Stem cells: The role of MOF and its complexes
June 4, 2014
The team of Laszlo Tora has just highlighted the roles of an enzyme, MOF, in both complexes MSL and NSL, in the growth and differentiation of embryonic stem cells. Published in the journal eLife on June 4th 2014, these results push the frontiers of knowledge on these cells with a very great therapeutic potential.
Embryonic stem cells are "pluripotent" cells derived from an early embryo.
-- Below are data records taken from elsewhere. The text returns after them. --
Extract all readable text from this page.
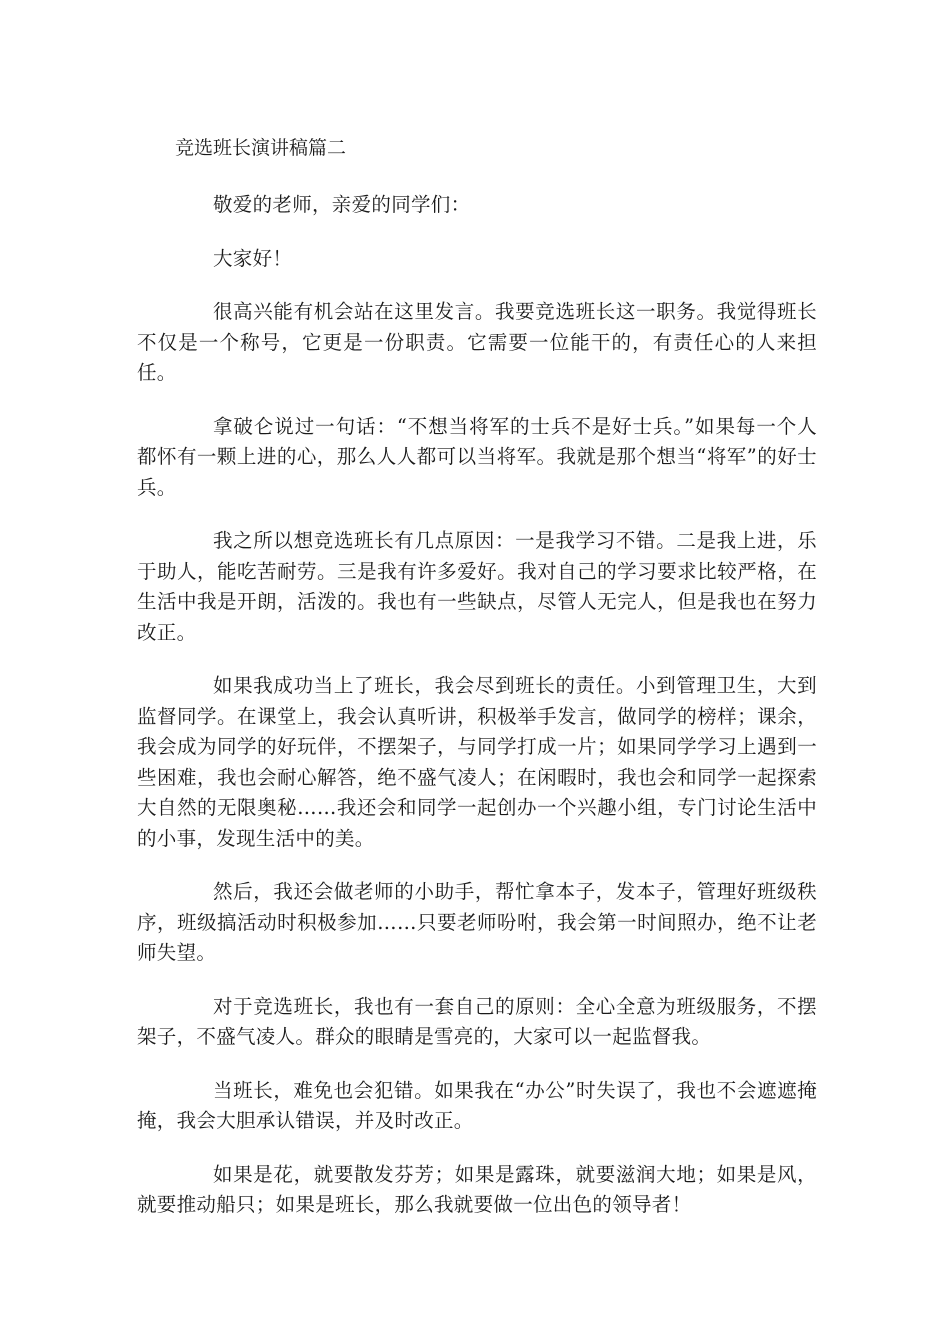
竞选班长演讲稿篇二

敬爱的老师，亲爱的同学们：

大家好！

很高兴能有机会站在这里发言。我要竞选班长这一职务。我觉得班长不仅是一个称号，它更是一份职责。它需要一位能干的，有责任心的人来担任。

拿破仑说过一句话：“不想当将军的士兵不是好士兵。”如果每一个人都怀有一颗上进的心，那么人人都可以当将军。我就是那个想当“将军”的好士兵。

我之所以想竞选班长有几点原因：一是我学习不错。二是我上进，乐于助人，能吃苦耐劳。三是我有许多爱好。我对自己的学习要求比较严格，在生活中我是开朗，活泼的。我也有一些缺点，尽管人无完人，但是我也在努力改正。

如果我成功当上了班长，我会尽到班长的责任。小到管理卫生，大到监督同学。在课堂上，我会认真听讲，积极举手发言，做同学的榜样；课余，我会成为同学的好玩伴，不摆架子，与同学打成一片；如果同学学习上遇到一些困难，我也会耐心解答，绝不盛气凌人；在闲暇时，我也会和同学一起探索大自然的无限奥秘……我还会和同学一起创办一个兴趣小组，专门讨论生活中的小事，发现生活中的美。

然后，我还会做老师的小助手，帮忙拿本子，发本子，管理好班级秩序，班级搞活动时积极参加……只要老师吩咐，我会第一时间照办，绝不让老师失望。

对于竞选班长，我也有一套自己的原则：全心全意为班级服务，不摆架子，不盛气凌人。群众的眼睛是雪亮的，大家可以一起监督我。

当班长，难免也会犯错。如果我在“办公”时失误了，我也不会遮遮掩掩，我会大胆承认错误，并及时改正。

如果是花，就要散发芬芳；如果是露珠，就要滋润大地；如果是风，就要推动船只；如果是班长，那么我就要做一位出色的领导者！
Actually, they are able to differentiate into multiple cells with radically different functions (neurons, muscle or skin cells, etc.). Their therapeutic potential is huge, since this property would give them the power to regenerate or repair damaged or diseased organs, which explains the current enthusiasm of researchers to better understand the special features of these cells.
In this new study, the team of Laszlo Tora focused on the MOF enzyme, already known to be essential for embryonic stem cells, both for the maintenance of pluripotency, but also to trigger their differentiation into specialized cells. This enzyme is a subunit of two protein complexes, MSL and NSL. The researchers got interested in the respective roles of these two complexes in the maintenance of embryonic stem cells and their differentiation. With the technique of ChIP-seq, researchers were able to determine the binding sites of these complexes throughout the genome of stem cells, comparing them with the modulation of expression of downstream genes. They demonstrated that they had an action on common sites but that their binding was mainly localized on different genes. Thus, the researchers found that NSL primarily bound on the constituent genes (genes expressed in the same way in all cells of an organism), while MSL stimulated more genes involved in differentiation. Moreover, they showed that NSL was fixed exclusively on promoters while MSL more targeted the middle of genes.
This study provides new evidence for the understanding and control of embryonic stem cells and suggests new hopes for the use of these cells for therapeutic purposes.